Vendetta in Death (In Death #49)(64)
He hunched at a computer, his thin black hair slicked back over his egg-shaped head. His spidery fingers crawled over keyboards, slid over touch screens as he rolled on his stool from tool to tool at his workstation.
He spotted Eve, gave her the gimlet eye. “We’re working on it. Your DB isn’t the only DB in the city. Plenty of live ones, too, need analysis.”
“How freaking hard is it to ID a substance sent to you hours ago—and flagged as priority?”
“Every other fricking substance comes in here’s flagged.”
He had a point, she knew, but she also knew how he operated. He was chief because he was damn good—and he was Dickhead because he liked squeezing out a little extra.
“Box seat, Mets game—if I get the results in the next sixty seconds.”
“Who wants to go to a game solo?”
“Two seats. Clock’s ticking.”
He smiled at her, and what she read in the smile just pissed her off. “You already have the results, you little weasel.”
“Now, now.” Still smiling, he patted his hands in the air. “I got ’em, and I was getting ’em refined when you came stalking in.”
He slid down the counter again, swiped another screen. “What Morris sent over’s scrapings of painted concrete.”
He tapped the screen again to bring up a bunch of figures and symbols only a nerd could translate. “So we work out the type and grade of concrete, the color and brand of the paint. Top grade, all around.”
“What does that mean?”
He gave her the gimlet eye, and the smug smile. “See, that’s what I’m going to tell you now that we got it. Means he dug those toenails into high-dollar painted concrete, not your cheap or mid-priced stuff like you’d perhaps see in some recreation center—but more country club–like. Skirt around a pool, say, or somebody’s finished-off fancy basement, a high-traffic lobby maybe. Perhaps an upscale apartment kitchen or john, like.”
“Okay.” Eve placed her bet on that fancy basement. Private. She’d add a bet for soundproofed. “I need more.”
“I’m working on it!” And indeed those spidery fingers got busy.
“We’re getting you a brand on the concrete. Yeah, yeah, see here—top grade.
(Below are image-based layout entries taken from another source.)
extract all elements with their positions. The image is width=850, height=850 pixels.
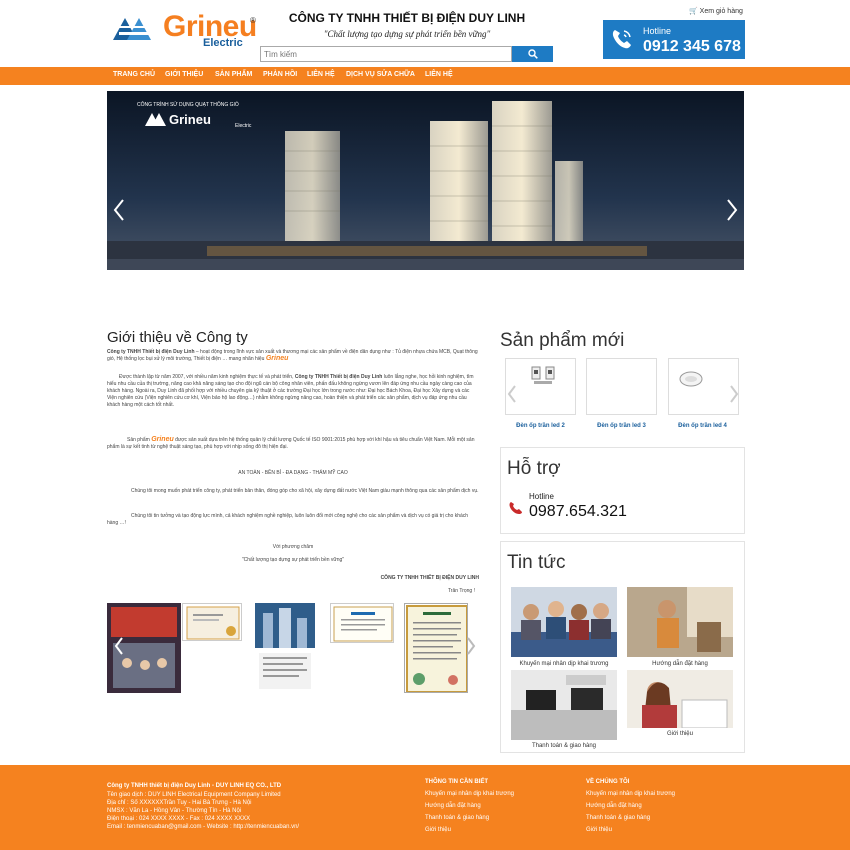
search-input[interactable] <box>260 46 512 62</box>
product-name[interactable]: Đèn ốp trần led 3 <box>584 423 659 429</box>
footer-info-link[interactable]: Giới thiệu <box>425 827 451 833</box>
products-prev-arrow-icon[interactable] <box>507 384 517 404</box>
product-name[interactable]: Đèn ốp trần led 2 <box>503 423 578 429</box>
search-button[interactable] <box>512 46 553 62</box>
nav-item-feedback[interactable]: PHẢN HỒI <box>263 71 297 78</box>
certificate-image[interactable] <box>330 603 394 643</box>
intro-signature-company: CÔNG TY TNHH THIẾT BỊ ĐIỆN DUY LINH <box>380 575 479 581</box>
nav-item-repair-service[interactable]: DỊCH VỤ SỬA CHỮA <box>346 71 415 78</box>
nav-item-contact-2[interactable]: LIÊN HỆ <box>425 71 453 78</box>
intro-closing-2: "Chất lượng tạo dựng sự phát triển bền v… <box>241 557 345 563</box>
news-caption[interactable]: Hướng dẫn đặt hàng <box>625 661 735 667</box>
intro-p3-brand: Grineu <box>151 436 174 443</box>
hotline-number[interactable]: 0912 345 678 <box>643 38 741 56</box>
certificate-image[interactable] <box>404 603 468 693</box>
cart-label: Xem giỏ hàng <box>699 8 743 15</box>
footer-about-link[interactable]: Khuyến mại nhân dịp khai trương <box>586 791 675 797</box>
intro-brand: Grineu <box>265 354 289 362</box>
cert-prev-arrow-icon[interactable] <box>114 636 124 656</box>
intro-signature-regards: Trân Trọng ! <box>447 588 475 594</box>
footer-company-line: Điện thoại : 024 XXXX XXXX - Fax : 024 X… <box>107 816 251 822</box>
footer-about-link[interactable]: Giới thiệu <box>586 827 612 833</box>
intro-paragraph-2: Được thành lập từ năm 2007, với nhiều nă… <box>107 374 479 409</box>
support-hotline-number[interactable]: 0987.654.321 <box>529 503 627 521</box>
hero-slider[interactable]: CÔNG TRÌNH SỬ DỤNG QUẠT THÔNG GIÓ Grineu… <box>107 91 744 270</box>
footer-company-line: Địa chỉ : Số XXXXXXTrần Tuy - Hai Bà Trư… <box>107 800 252 806</box>
footer-info-title: THÔNG TIN CẦN BIẾT <box>425 779 488 785</box>
footer-info-link[interactable]: Khuyến mại nhân dịp khai trương <box>425 791 514 797</box>
nav-item-products[interactable]: SẢN PHẨM <box>215 71 252 78</box>
intro-paragraph-5: Chúng tôi tin tưởng và tạo động lực mình… <box>107 513 469 526</box>
news-image[interactable] <box>627 670 733 728</box>
slider-next-arrow-icon[interactable] <box>726 198 738 222</box>
cert-next-arrow-icon[interactable] <box>466 636 476 656</box>
hotline-label: Hotline <box>643 26 672 36</box>
intro-title: Giới thiệu về Công ty <box>107 329 248 346</box>
company-name: CÔNG TY TNHH THIẾT BỊ ĐIỆN DUY LINH <box>288 11 526 25</box>
intro-paragraph-3: Sản phẩm Grineu được sản xuất dựa trên h… <box>107 436 479 451</box>
footer-info-link[interactable]: Hướng dẫn đặt hàng <box>425 803 481 809</box>
footer-company-line: Email : tenmiencuaban@gmail.com - Websit… <box>107 824 300 830</box>
intro-p2-bold: Công ty TNHH Thiết bị điện Duy Linh <box>294 374 383 380</box>
slider-prev-arrow-icon[interactable] <box>113 198 125 222</box>
footer-company-line: Công ty TNHH thiết bị điện Duy Linh - DU… <box>107 783 282 789</box>
news-image[interactable] <box>627 587 733 657</box>
news-title: Tin tức <box>507 552 566 573</box>
footer-company-line: Tên giao dịch : DUY LINH Electrical Equi… <box>107 792 281 798</box>
new-products-title: Sản phẩm mới <box>500 330 625 351</box>
logo-icon <box>113 18 157 40</box>
support-title: Hỗ trợ <box>507 458 561 479</box>
nav-item-about[interactable]: GIỚI THIỆU <box>165 71 203 78</box>
cart-icon: 🛒 <box>689 8 698 15</box>
nav-item-contact[interactable]: LIÊN HỆ <box>307 71 335 78</box>
hero-image: CÔNG TRÌNH SỬ DỤNG QUẠT THÔNG GIÓ Grineu… <box>107 91 744 270</box>
certificate-image[interactable] <box>182 603 242 641</box>
intro-company-bold: Công ty TNHH Thiết bị điện Duy Linh <box>107 349 195 355</box>
cart-link[interactable]: 🛒 Xem giỏ hàng <box>689 7 743 15</box>
company-slogan: "Chất lượng tạo dựng sự phát triển bền v… <box>323 29 491 39</box>
phone-icon <box>509 502 522 514</box>
hero-caption: CÔNG TRÌNH SỬ DỤNG QUẠT THÔNG GIÓ <box>137 101 239 108</box>
logo-registered-mark: ® <box>250 16 256 25</box>
footer-company-line: NMSX : Văn La - Hồng Vân - Thường Tín - … <box>107 808 242 814</box>
hero-brand-sub: Electric <box>235 123 252 129</box>
certificate-image[interactable] <box>255 603 315 693</box>
intro-paragraph-1: Công ty TNHH Thiết bị điện Duy Linh – ho… <box>107 349 479 363</box>
hero-brand: Grineu <box>169 112 211 127</box>
footer-about-title: VỀ CHÚNG TÔI <box>586 779 630 785</box>
news-caption[interactable]: Thanh toán & giao hàng <box>509 743 619 749</box>
logo-subtext: Electric <box>203 37 243 49</box>
search-icon <box>527 49 538 59</box>
intro-p2-a: Được thành lập từ năm 2007, với nhiều nă… <box>119 374 295 380</box>
product-name[interactable]: Đèn ốp trần led 4 <box>665 423 740 429</box>
news-image[interactable] <box>511 670 617 740</box>
news-caption[interactable]: Giới thiệu <box>625 731 735 737</box>
footer-about-link[interactable]: Hướng dẫn đặt hàng <box>586 803 642 809</box>
footer-about-link[interactable]: Thanh toán & giao hàng <box>586 815 650 821</box>
news-caption[interactable]: Khuyến mại nhân dịp khai trương <box>509 661 619 667</box>
intro-closing-1: Với phương châm <box>272 544 314 550</box>
news-image[interactable] <box>511 587 617 657</box>
intro-motto: AN TOÀN - BỀN BỈ - ĐA DẠNG - THẨM MỸ CAO <box>238 470 348 476</box>
product-card[interactable] <box>586 358 657 415</box>
footer-info-link[interactable]: Thanh toán & giao hàng <box>425 815 489 821</box>
support-hotline-label: Hotline <box>529 492 554 501</box>
intro-paragraph-4: Chúng tôi mong muốn phát triển công ty, … <box>131 488 479 494</box>
products-next-arrow-icon[interactable] <box>729 384 739 404</box>
nav-item-home[interactable]: TRANG CHỦ <box>113 71 155 78</box>
intro-p3-a: Sản phẩm <box>127 437 152 443</box>
phone-icon <box>612 30 631 49</box>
Six thousand psi, so you can eliminate big commercial buildings. You’d need a minimum of ten thousand psi there. So what you’ve got is most likely residential or a smaller building—like a duplex, a four-decker. Could be a pool skirt, garage floor, like that. It’s, there it is, it’s Mildock concrete. That’s not going to narrow it too much.”
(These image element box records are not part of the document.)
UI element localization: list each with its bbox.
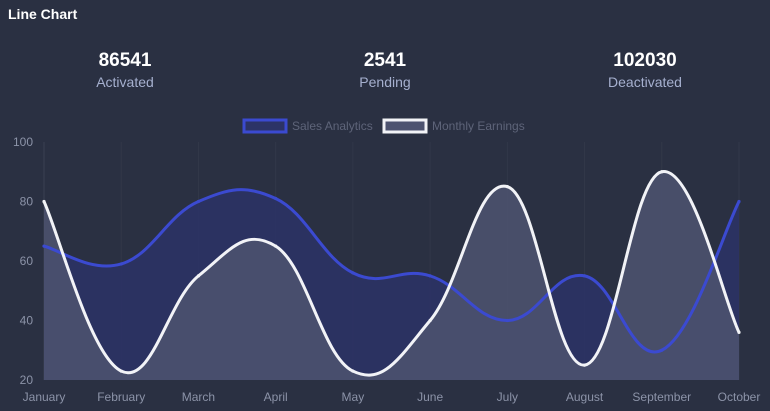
monthly-earnings-point [351, 369, 355, 373]
sales-analytics-point [274, 196, 278, 201]
x-tick-label: October [718, 390, 761, 404]
monthly-earnings-point [737, 330, 741, 334]
monthly-earnings-point [582, 363, 587, 367]
monthly-earnings-point [660, 170, 664, 174]
sales-analytics-point [737, 199, 741, 204]
monthly-earnings-point [196, 274, 201, 278]
monthly-earnings-point [505, 185, 509, 189]
x-tick-label: March [182, 390, 215, 404]
sales-analytics-point [660, 348, 664, 352]
sales-analytics-point [119, 262, 123, 266]
monthly-earnings-point [119, 369, 123, 373]
legend-label: Monthly Earnings [432, 119, 525, 133]
sales-analytics-point [582, 274, 587, 278]
x-tick-label: June [417, 390, 443, 404]
y-tick-label: 80 [20, 195, 34, 209]
legend-swatch [242, 118, 288, 134]
y-tick-label: 40 [20, 314, 34, 328]
legend-swatch [382, 118, 428, 134]
monthly-earnings-point [428, 318, 432, 323]
sales-analytics-point [196, 199, 201, 204]
y-tick-label: 60 [20, 254, 34, 268]
x-tick-label: September [632, 390, 691, 404]
x-tick-label: July [497, 390, 518, 404]
sales-analytics-point [351, 271, 355, 275]
monthly-earnings-point [42, 199, 46, 204]
sales-analytics-point [505, 318, 509, 323]
x-tick-label: April [264, 390, 288, 404]
y-tick-label: 100 [13, 135, 33, 149]
sales-analytics-point [42, 244, 46, 248]
x-tick-label: February [97, 390, 145, 404]
monthly-earnings-point [274, 244, 278, 248]
x-tick-label: May [342, 390, 365, 404]
x-tick-label: January [23, 390, 66, 404]
sales-analytics-point [428, 274, 432, 278]
x-tick-label: August [566, 390, 604, 404]
legend-label: Sales Analytics [292, 119, 373, 133]
line-chart: 20 40 60 80 100 January February March April May J… [13, 118, 761, 404]
y-tick-label: 20 [20, 373, 34, 387]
He might be an irritating son of a bitch, Eve thought, but he knew his job inside and out.
“Keep going.”
“I’m gonna say, he dug in to get through the epoxy—epoxy, not paint.” He swiped, tapped, swiped. “Uh-huh, uh-huh. You’ve got nonslip additives here, so it’s going to be a floor, not a wall. It’s good stuff, like I said. Kreet-Seal brand. Their number EX-651, goes by Burnished Gold. Some waterproofing in there, so basement, kitchen, garage. Not likely around a pool, and not likely exterior. You’d want special epoxy for those heavy wet areas, and this isn’t.”
“Mildock six thousand psi concrete with Kreet-Seal Burnished Gold epoxy—nonslip, light waterproofing.”
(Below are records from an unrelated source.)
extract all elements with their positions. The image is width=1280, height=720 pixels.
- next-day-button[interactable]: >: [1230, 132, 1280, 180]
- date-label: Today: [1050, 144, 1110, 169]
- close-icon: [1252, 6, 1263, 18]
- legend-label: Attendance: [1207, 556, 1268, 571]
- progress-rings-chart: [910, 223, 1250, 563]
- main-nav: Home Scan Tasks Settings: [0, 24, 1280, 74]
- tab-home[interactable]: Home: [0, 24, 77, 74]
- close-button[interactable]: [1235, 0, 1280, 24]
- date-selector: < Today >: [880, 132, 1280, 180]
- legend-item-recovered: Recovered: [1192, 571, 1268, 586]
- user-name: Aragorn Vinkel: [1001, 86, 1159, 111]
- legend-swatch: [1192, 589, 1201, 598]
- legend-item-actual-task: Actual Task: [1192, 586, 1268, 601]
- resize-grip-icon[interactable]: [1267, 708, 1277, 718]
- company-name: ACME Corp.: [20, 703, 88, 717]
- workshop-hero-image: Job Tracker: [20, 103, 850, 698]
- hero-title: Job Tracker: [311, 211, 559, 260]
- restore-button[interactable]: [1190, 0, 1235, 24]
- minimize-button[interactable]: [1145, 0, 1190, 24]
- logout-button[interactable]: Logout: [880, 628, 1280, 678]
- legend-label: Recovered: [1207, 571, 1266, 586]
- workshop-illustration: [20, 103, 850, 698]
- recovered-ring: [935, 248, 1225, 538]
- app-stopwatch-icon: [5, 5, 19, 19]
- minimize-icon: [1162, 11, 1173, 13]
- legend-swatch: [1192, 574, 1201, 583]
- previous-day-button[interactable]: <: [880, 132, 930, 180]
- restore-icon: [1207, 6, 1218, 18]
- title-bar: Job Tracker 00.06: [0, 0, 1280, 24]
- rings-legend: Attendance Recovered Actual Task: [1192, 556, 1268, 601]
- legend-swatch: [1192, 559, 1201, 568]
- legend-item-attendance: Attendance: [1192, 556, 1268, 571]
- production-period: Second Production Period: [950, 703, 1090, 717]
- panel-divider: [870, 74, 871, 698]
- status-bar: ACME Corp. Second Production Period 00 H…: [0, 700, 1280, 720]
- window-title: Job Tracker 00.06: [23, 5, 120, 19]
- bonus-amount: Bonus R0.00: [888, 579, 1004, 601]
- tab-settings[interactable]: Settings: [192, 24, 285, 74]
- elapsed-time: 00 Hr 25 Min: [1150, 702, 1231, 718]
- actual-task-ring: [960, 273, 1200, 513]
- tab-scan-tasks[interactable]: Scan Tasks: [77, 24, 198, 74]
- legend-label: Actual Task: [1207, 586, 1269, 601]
“That’s it. It’ll have dings and scratches on it.”
“Yeah.” Maybe he’d earned those box seats. “Get me the written report.”
“You’re freaking welcome,” he called after her, shook his head, muttered, “Cops.”
Then checked his PPC for the next Mets home game.
“Do you want me to run this down?” Peabody asked Eve.
“I’ll get going on it. You play those angles—and cross-check the names. It’s easy enough from here to drop you back at Central or at home. Where do you want to work on this?”
“I’ll take home, and the quiet. Plus, we’re going down to Mavis’s for dinner—if we’re clear. I can bake something for dessert. Baking’s good play-the-angles time for me.”
“Whatever works.”
“I can walk from here, no problem. Pick up a couple things on the way home. It’s barely raining.”
“That works, too. If you hit anything, let me know.”
“Count on it. Hmm, spring shower. I think lemon meringue pie.”
As Eve got in the car, she wondered how anybody could think and bake at the same time. But apparently Peabody could manage it.
As she drove, she started a search on the in-dash on contractors who installed—she learned the term was poured—Mildock concrete floors.
She also learned there were a shitload of them who serviced the city.
She switched to the epoxy, got another shitload, narrowed it somewhat by filtering in the specific brand. From there she merged the two searches to see what companies both poured and painted.
She played with it in her head. Possible to do the whole job—pour the concrete, seal it up. Or possible to paint the seal on an existing floor.
Good news, she thought: They’d match the floor with the substance under the vic’s nails when they found the location.
Bad news: Finding the location from the type of concrete and sealer used on some sort of floor was going to be more luck than skill.